Beispiele: Gefahr von Verbrennungen oder einer Rauchvergiftung; Gefahr eines vorbeilaufenden Passanten bei der Explosion eines Brandsatzes durch Scherben der zerspringenden Fensterscheibe getroffen zu werden
Liegt ein tatspezifischer Gefahrzusammenhang bei ‚Retterschäden‘ vor?
Problem: Rettungswillige begeben sich freiwillig und sehenden Auges in den Gefahrenbereich (zurück).
e.A.: (–) Retter nie umfasst
(pro) Systematik: Stets gefahrzusammenhangsausschließende eigenverantwortliche Selbstgefährdung der Retter.
h.M.: (+/–) Retter unter best. Umständen umfasst
(pro) Historie: Alte Fassung bis 1998 erforderte Anwesenheit des Opfers „zur Zeit der Tat“, was bei nach Inbrandsetzen/Brandlegung eintreffenden Rettern nicht der Fall ist. Gesetzgeber hat dieses Erfordernis jedoch bewusst gestrichen.
Differenzierung nach Art der Retter:
Berufsretter (insb. Feuerwehr)
...sind grundsätzlich umfasst, da diese typischerweise nach Inbrandsetzen/Brandlegung tätig werden; berufliche Rettungspflicht spricht gegen eigenverantwortliche Selbstgefährdung; außer: Rettungsbemühungen sind von vornherein aussichtslos
Private Retter
... sind nur umfasst, wenn diese aufgrund einer § 35 StGB ähnlichen Drucksituation handeln (insb. Rettung naher Angehöriger), da dann keine eigenverantwortliche Selbstgefährdung, sondern faktischer Rettungszwang
Mindestens Eventualvorsatz (dolus eventualis) bezüglich der Gefahr einer Gesundheitsschädigung (nicht bezüglich des Eintritts einer Gesundheitsschädigung).
Bei rein fahrlässiger Herbeiführung der Gefahr § 306d I StGB prüfen.
Die Rechtswidrigkeit wird durch die Tatbestandsmäßigkeit indiziert. Siehe für eine Übersicht der möglichen Rechtfertigungsgründe die Übersicht: Rechtswidrigkeit und Schuld im Strafrecht.
Beachte dabei vorliegend jedoch folgendes Problem:
Ist eine Einwilligung in die schwere Brandstiftung nach § 306a II StGB möglich?
Schuld bezeichnet die persönliche Vorwerfbarkeit der Unrechtsverwirklichung. Auch diese wird grundsätzlich angenommen.

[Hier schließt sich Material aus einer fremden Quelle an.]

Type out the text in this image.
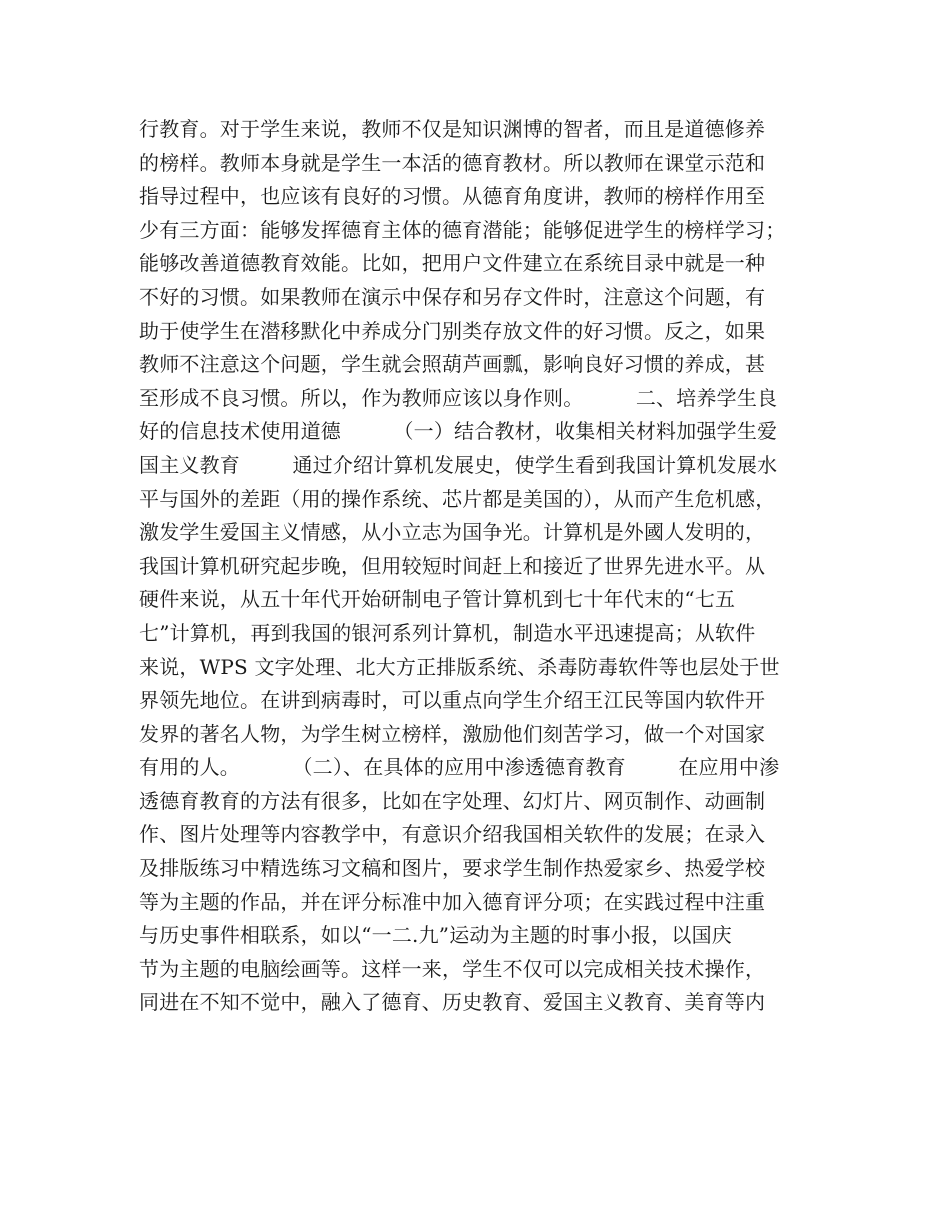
行教育。对于学生来说，教师不仅是知识渊博的智者，而且是道德修养
的榜样。教师本身就是学生一本活的德育教材。所以教师在课堂示范和
指导过程中，也应该有良好的习惯。从德育角度讲，教师的榜样作用至
少有三方面：能够发挥德育主体的德育潜能；能够促进学生的榜样学习；
能够改善道德教育效能。比如，把用户文件建立在系统目录中就是一种
不好的习惯。如果教师在演示中保存和另存文件时，注意这个问题，有
助于使学生在潜移默化中养成分门别类存放文件的好习惯。反之，如果
教师不注意这个问题，学生就会照葫芦画瓢，影响良好习惯的养成，甚
至形成不良习惯。所以，作为教师应该以身作则。        二、培养学生良
好的信息技术使用道德        （一）结合教材，收集相关材料加强学生爱
国主义教育        通过介绍计算机发展史，使学生看到我国计算机发展水
平与国外的差距（用的操作系统、芯片都是美国的），从而产生危机感，
激发学生爱国主义情感，从小立志为国争光。计算机是外國人发明的，
我国计算机研究起步晚，但用较短时间赶上和接近了世界先进水平。从
硬件来说，从五十年代开始研制电子管计算机到七十年代末的“七五
七”计算机，再到我国的银河系列计算机，制造水平迅速提高；从软件
来说，WPS 文字处理、北大方正排版系统、杀毒防毒软件等也层处于世
界领先地位。在讲到病毒时，可以重点向学生介绍王江民等国内软件开
发界的著名人物，为学生树立榜样，激励他们刻苦学习，做一个对国家
有用的人。        （二）、在具体的应用中渗透德育教育        在应用中渗
透德育教育的方法有很多，比如在字处理、幻灯片、网页制作、动画制
作、图片处理等内容教学中，有意识介绍我国相关软件的发展；在录入
及排版练习中精选练习文稿和图片，要求学生制作热爱家乡、热爱学校
等为主题的作品，并在评分标准中加入德育评分项；在实践过程中注重
与历史事件相联系，如以“一二.九”运动为主题的时事小报，以国庆
节为主题的电脑绘画等。这样一来，学生不仅可以完成相关技术操作，
同进在不知不觉中，融入了德育、历史教育、爱国主义教育、美育等内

Siehe für Fälle, in denen sie entfällt (Schuldunfähigkeit, entschuldigende Irrtümer und Entschuldigungsgründe) die Übersicht: Rechtswidrigkeit und Schuld im Strafrecht.

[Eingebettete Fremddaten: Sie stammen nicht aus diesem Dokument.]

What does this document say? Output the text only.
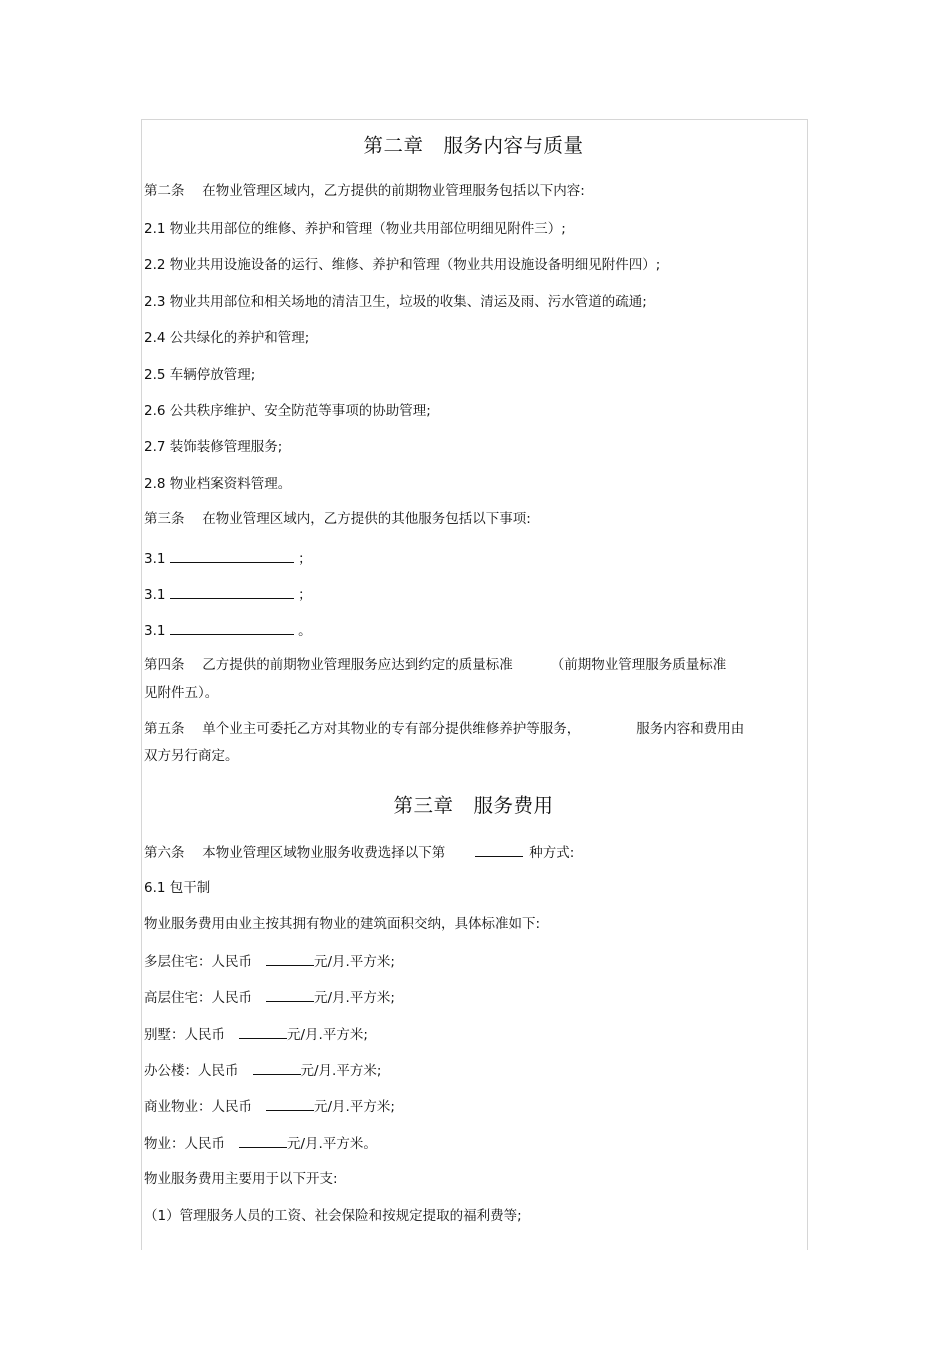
第二章　服务内容与质量
第二条　 在物业管理区域内，乙方提供的前期物业管理服务包括以下内容:
2.1 物业共用部位的维修、养护和管理（物业共用部位明细见附件三）;
2.2 物业共用设施设备的运行、维修、养护和管理（物业共用设施设备明细见附件四）;
2.3 物业共用部位和相关场地的清洁卫生，垃圾的收集、清运及雨、污水管道的疏通;
2.4 公共绿化的养护和管理;
2.5 车辆停放管理;
2.6 公共秩序维护、安全防范等事项的协助管理;
2.7 装饰装修管理服务;
2.8 物业档案资料管理。
第三条　 在物业管理区域内，乙方提供的其他服务包括以下事项:
3.1	；
3.1	；
3.1	。
第四条　 乙方提供的前期物业管理服务应达到约定的质量标准	（前期物业管理服务质量标准
见附件五）。
第五条　 单个业主可委托乙方对其物业的专有部分提供维修养护等服务，	服务内容和费用由
双方另行商定。
第三章　服务费用
第六条　 本物业管理区域物业服务收费选择以下第	种方式:
6.1 包干制
物业服务费用由业主按其拥有物业的建筑面积交纳，具体标准如下:
多层住宅：人民币	元/月.平方米;
高层住宅：人民币	元/月.平方米;
别墅：人民币	元/月.平方米;
办公楼：人民币	元/月.平方米;
商业物业：人民币	元/月.平方米;
物业：人民币	元/月.平方米。
物业服务费用主要用于以下开支:
（1）管理服务人员的工资、社会保险和按规定提取的福利费等;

Besonders schwere Brandstiftung nach § 306b II StGB
§ 306b II StGB stellt eine Qualifikation des § 306a StGB dar. Ist die Qualifikation erfüllt, können die objektiven Qualifikationsmerkmale direkt nach dem objektiven Tatbestand des Grunddeliktes und die subjektiven Qualifikationsmerkmale direkt nach dem subjektiven Tatbestand des Grunddeliktes geprüft werden. Aufgrund der Komplexität der Brandstiftungsdelikte empfiehlt sich jedoch i.d.R. eine getrennte Prüfung. Liegt eine Qualifikation nahe, ist diese aber letztlich nicht erfüllt, empfiehlt sich in jedem Fall eine getrennte Prüfung, um die unterschiedlichen Ergebnisse besser festhalten zu können.

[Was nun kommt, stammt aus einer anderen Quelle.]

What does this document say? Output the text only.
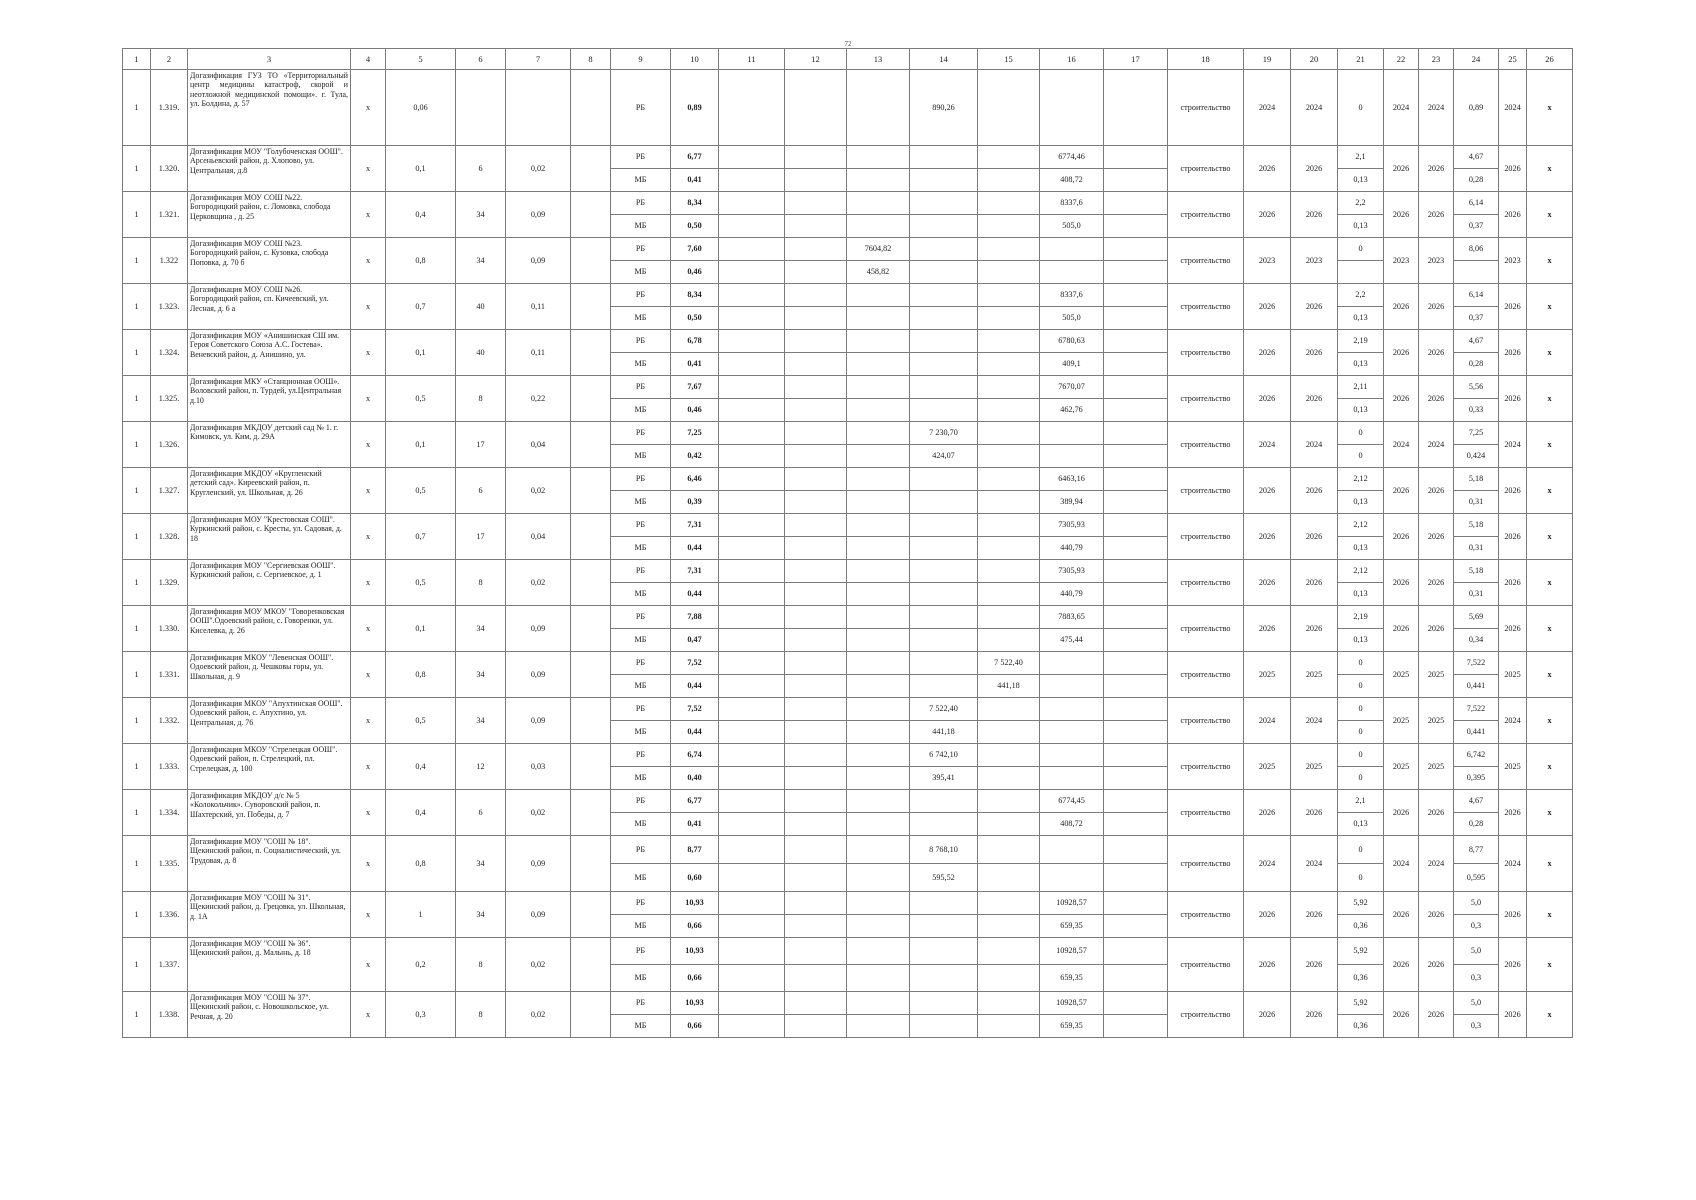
72
1	2	3	4	5	6	7	8	9	10	11	12	13	14	15	16	17	18	19	20	21	22	23	24	25	26
1	1.319.	Догазификация ГУЗ ТО «Территориальный центр медицины катастроф, скорой и неотложной медицинской помощи». г. Тула, ул. Болдина, д. 57	х	0,06				РБ	0,89				890,26				строительство	2024	2024	0	2024	2024	0,89	2024	х
1	1.320.	Догазификация МОУ "Голубоченская ООШ". Арсеньевский район, д. Хлопово, ул. Центральная, д.8	х	0,1	6	0,02		РБ	6,77						6774,46		строительство	2026	2026	2,1	2026	2026	4,67	2026	х
								МБ	0,41						408,72					0,13			0,28		
1	1.321.	Догазификация МОУ СОШ №22. Богородицкий район, с. Ломовка, слобода Церковщина , д. 25	х	0,4	34	0,09		РБ	8,34						8337,6		строительство	2026	2026	2,2	2026	2026	6,14	2026	х
								МБ	0,50						505,0					0,13			0,37		
1	1.322	Догазификация МОУ СОШ №23. Богородицкий район, с. Кузовка, слобода Поповка, д. 70 б	х	0,8	34	0,09		РБ	7,60			7604,82					строительство	2023	2023	0	2023	2023	8,06	2023	х
								МБ	0,46			458,82													
1	1.323.	Догазификация МОУ СОШ №26. Богородицкий район, сп. Кичеевский, ул. Лесная, д. 6 а	х	0,7	40	0,11		РБ	8,34						8337,6		строительство	2026	2026	2,2	2026	2026	6,14	2026	х
								МБ	0,50						505,0					0,13			0,37		
1	1.324.	Догазификация МОУ «Анишинская СШ им. Героя Советского Союза А.С. Гостева». Веневский район, д. Анишино, ул.	х	0,1	40	0,11		РБ	6,78						6780,63		строительство	2026	2026	2,19	2026	2026	4,67	2026	х
								МБ	0,41						409,1					0,13			0,28		
1	1.325.	Догазификация МКУ «Станционная ООШ». Воловский район, п. Турдей, ул.Центральная д.10	х	0,5	8	0,22		РБ	7,67						7670,07		строительство	2026	2026	2,11	2026	2026	5,56	2026	х
								МБ	0,46						462,76					0,13			0,33		
1	1.326.	Догазификация МКДОУ детский сад № 1. г. Кимовск, ул. Ким, д. 29А	х	0,1	17	0,04		РБ	7,25				7 230,70				строительство	2024	2024	0	2024	2024	7,25	2024	х
								МБ	0,42				424,07							0			0,424		
1	1.327.	Догазификация МКДОУ «Кругленский детский сад». Киреевский район, п. Кругленский, ул. Школьная, д. 26	х	0,5	6	0,02		РБ	6,46						6463,16		строительство	2026	2026	2,12	2026	2026	5,18	2026	х
								МБ	0,39						389,94					0,13			0,31		
1	1.328.	Догазификация МОУ "Крестовская СОШ". Куркинский район, с. Кресты, ул. Садовая, д. 18	х	0,7	17	0,04		РБ	7,31						7305,93		строительство	2026	2026	2,12	2026	2026	5,18	2026	х
								МБ	0,44						440,79					0,13			0,31		
1	1.329.	Догазификация МОУ "Сергиевская ООШ". Куркинский район, с. Сергиевское, д. 1	х	0,5	8	0,02		РБ	7,31						7305,93		строительство	2026	2026	2,12	2026	2026	5,18	2026	х
								МБ	0,44						440,79					0,13			0,31		
1	1.330.	Догазификация МОУ МКОУ "Говоренковская ООШ".Одоевский район, с. Говоренки, ул. Киселевка, д. 26	х	0,1	34	0,09		РБ	7,88						7883,65		строительство	2026	2026	2,19	2026	2026	5,69	2026	х
								МБ	0,47						475,44					0,13			0,34		
1	1.331.	Догазификация МКОУ "Левенская ООШ". Одоевский район, д. Чешковы горы, ул. Школьная, д. 9	х	0,8	34	0,09		РБ	7,52					7 522,40			строительство	2025	2025	0	2025	2025	7,522	2025	х
								МБ	0,44					441,18						0			0,441		
1	1.332.	Догазификация МКОУ "Апухтинская ООШ". Одоевский район, с. Апухтино, ул. Центральная, д. 76	х	0,5	34	0,09		РБ	7,52				7 522,40				строительство	2024	2024	0	2025	2025	7,522	2024	х
								МБ	0,44				441,18							0			0,441		
1	1.333.	Догазификация МКОУ "Стрелецкая ООШ". Одоевский район, п. Стрелецкий, пл. Стрелецкая, д. 100	х	0,4	12	0,03		РБ	6,74				6 742,10				строительство	2025	2025	0	2025	2025	6,742	2025	х
								МБ	0,40				395,41							0			0,395		
1	1.334.	Догазификация МКДОУ д/с № 5 «Колокольчик». Суворовский район, п. Шахтерский, ул. Победы, д. 7	х	0,4	6	0,02		РБ	6,77						6774,45		строительство	2026	2026	2,1	2026	2026	4,67	2026	х
								МБ	0,41						408,72					0,13			0,28		
1	1.335.	Догазификация МОУ "СОШ № 18". Щекинский район, п. Социалистический, ул. Трудовая, д. 8	х	0,8	34	0,09		РБ	8,77				8 768,10				строительство	2024	2024	0	2024	2024	8,77	2024	х
								МБ	0,60				595,52							0			0,595		
1	1.336.	Догазификация МОУ "СОШ № 31". Щекинский район, д. Грецовка, ул. Школьная, д. 1А	х	1	34	0,09		РБ	10,93						10928,57		строительство	2026	2026	5,92	2026	2026	5,0	2026	х
								МБ	0,66						659,35					0,36			0,3		
1	1.337.	Догазификация МОУ "СОШ № 36". Щекинский район, д. Малынь, д. 18	х	0,2	8	0,02		РБ	10,93						10928,57		строительство	2026	2026	5,92	2026	2026	5,0	2026	х
								МБ	0,66						659,35					0,36			0,3		
1	1.338.	Догазификация МОУ "СОШ № 37". Щекинский район, с. Новошкольское, ул. Речная, д. 20	х	0,3	8	0,02		РБ	10,93						10928,57		строительство	2026	2026	5,92	2026	2026	5,0	2026	х
								МБ	0,66						659,35					0,36			0,3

Besonders schwere Brandstiftung nach § 306b I StGB
§ 306b I StGB stellt eine Erfolgsqualifikation zu § 306 I, § 306a I und II StGB dar. Letztere sollten zunächst gesondert geprüft werden. Bei der Prüfung der Erfolgsqualifikation kann dann darauf verwiesen werden.
Brandstiftung mit Todesfolge nach § 306c StGB
§ 306c StGB stellt ebenfalls eine Erfolgsqualifikation zu § 306 I, § 306a I und II StGB dar. Letztere sollten zunächst gesondert geprüft werden. Bei der Prüfung der Erfolgsqualifikation kann dann darauf verwiesen werden.
Siehe zur Systematik auch die Übersicht: Brandstiftungsdelikte (§§ 306 ff. StGB).
Siehe allgemein für den Unterschied zwischen Qualifikation und Erfolgsqualifikation die Übersicht: Qualifikation, Erfolgsqualifikation, besonders schwerer Fall.